Results from OPERA2015, a coordinated action funded within the 6th Framework Programme of the EU and committed to developing a joint strategy for optics and photonics in Europe, were detailed in a conference held as part of the Photonics Europe Congress in Strasbourg. The OPERA2015 (Optics and Photonics in the European Research Area) conference, held on 9 April, is approaching the final weeks of a 36-month research project.
Markus Wilkens, VDI and secretariat of Photonics21, introduced the project, stating the objective was to 'increase the efficiency and impact of European Information Society Technologies (IST)-research in the field of optics and photonics by stimulating coordination, interaction and cooperation at a European level'.
One of the most significant results of the project is a comprehensive database of more than 2000 companies and research organisations throughout Europe, all of whom are involved in the photonics industry. Project leaders have collated full contact details for every organisation in the list, which can be searched by country, product area or name. It can be accessed freely at www.opera2015.org.
The session also featured papers from SPIE executive director Eugene Arthurs, who voiced his opinions on the future of optics and photonics research. Among many interesting points made was his assertion that the Western world's views on product quality in China at the moment mirrors those held in the 1950s of products emerging from Japan. Within a few years, he noted, those views were reversed and 'Made in Japan' became a badge of quality.
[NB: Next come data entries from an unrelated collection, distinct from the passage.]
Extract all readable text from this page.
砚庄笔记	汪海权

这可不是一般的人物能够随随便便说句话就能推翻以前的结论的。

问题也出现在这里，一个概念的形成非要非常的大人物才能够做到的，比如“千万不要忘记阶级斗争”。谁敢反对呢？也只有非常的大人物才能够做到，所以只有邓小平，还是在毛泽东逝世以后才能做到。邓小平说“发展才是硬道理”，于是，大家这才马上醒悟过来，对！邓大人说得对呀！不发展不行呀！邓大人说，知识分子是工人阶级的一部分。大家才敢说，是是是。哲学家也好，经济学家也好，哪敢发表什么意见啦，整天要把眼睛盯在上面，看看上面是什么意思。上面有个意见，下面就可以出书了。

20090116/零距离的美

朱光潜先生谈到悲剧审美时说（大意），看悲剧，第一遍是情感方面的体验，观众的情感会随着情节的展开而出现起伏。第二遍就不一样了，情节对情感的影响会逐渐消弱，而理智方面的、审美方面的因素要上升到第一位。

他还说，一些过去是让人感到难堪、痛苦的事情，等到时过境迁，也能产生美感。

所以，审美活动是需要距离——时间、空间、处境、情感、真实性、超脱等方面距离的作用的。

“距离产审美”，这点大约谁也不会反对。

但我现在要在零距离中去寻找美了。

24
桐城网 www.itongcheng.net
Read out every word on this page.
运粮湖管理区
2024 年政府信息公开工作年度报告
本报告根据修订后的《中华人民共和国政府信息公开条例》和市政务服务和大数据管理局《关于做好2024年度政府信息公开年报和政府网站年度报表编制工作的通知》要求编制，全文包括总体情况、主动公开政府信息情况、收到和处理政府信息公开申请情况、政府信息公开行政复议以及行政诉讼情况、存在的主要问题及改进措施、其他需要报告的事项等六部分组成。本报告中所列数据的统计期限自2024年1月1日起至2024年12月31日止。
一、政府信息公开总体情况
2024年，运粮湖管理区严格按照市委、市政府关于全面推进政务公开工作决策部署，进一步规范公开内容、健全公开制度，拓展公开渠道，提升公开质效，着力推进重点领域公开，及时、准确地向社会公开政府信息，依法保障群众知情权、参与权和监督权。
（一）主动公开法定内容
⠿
Arthurs' implication was that China may well have a much bigger part to play in photonics – and in the world economy in general – in the not too distant future.
Mike Wale of Bookham explored the ongoing impact of photonics outside the telecoms market, as well as increasing the capacity and data rates of existing telecoms networks.
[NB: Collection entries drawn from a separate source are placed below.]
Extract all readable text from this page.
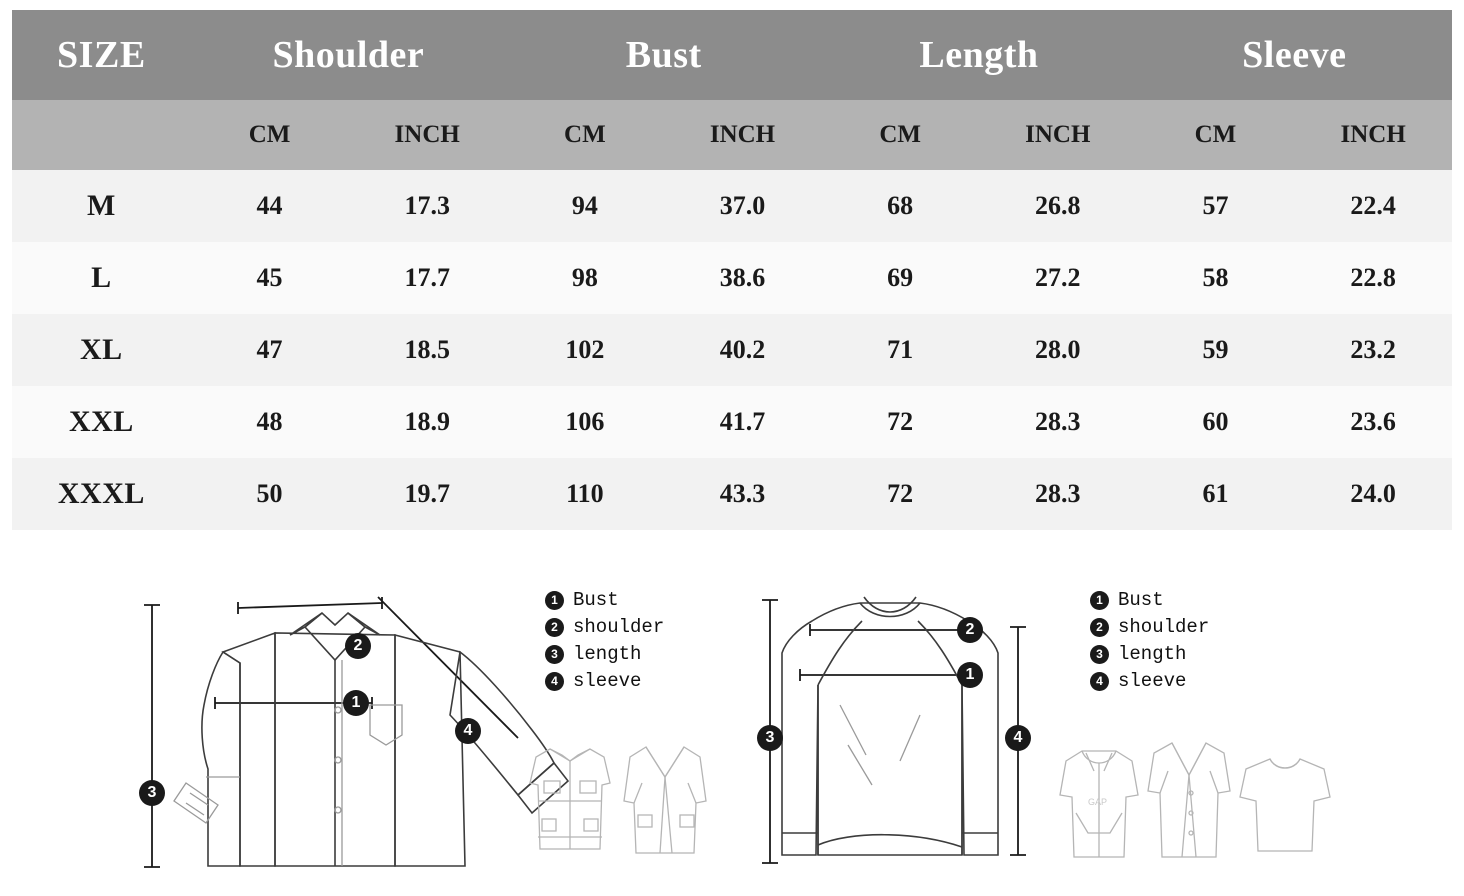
SIZE	Shoulder		Bust		Length		Sleeve	
	CM	INCH	CM	INCH	CM	INCH	CM	INCH
M	44	17.3	94	37.0	68	26.8	57	22.4
L	45	17.7	98	38.6	69	27.2	58	22.8
XL	47	18.5	102	40.2	71	28.0	59	23.2
XXL	48	18.9	106	41.7	72	28.3	60	23.6
XXXL	50	19.7	110	43.3	72	28.3	61	24.0
2
4
1
3
1 Bust
2 shoulder
3 length
4 sleeve
GAP
2
1
3	4
1 Bust
2 shoulder
3 length
4 sleeve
The afternoon concluded with a fascinating presentation from David Pointer – managing director of Point Source, which has recently become part of the QioptiQ group. Using his photonics company as an example, he talked of the importance of proper business planning for start-ups. Many new companies – at least those that survive the difficult first year – enjoy a period of growth, but then plateau – largely because they never plan for growth beyond a certain point.
Pointer described the huge internal assessment project he carried out when his own company reached such a plateaus, involving staff from top to bottom, which helped to define the future direction of the company, and ensure that everyone understood and felt involved in its growth. Although a lengthy process, the results of the assessment have most certainly borne fruit, demonstrated by the significant growth enjoyed by the company since that point.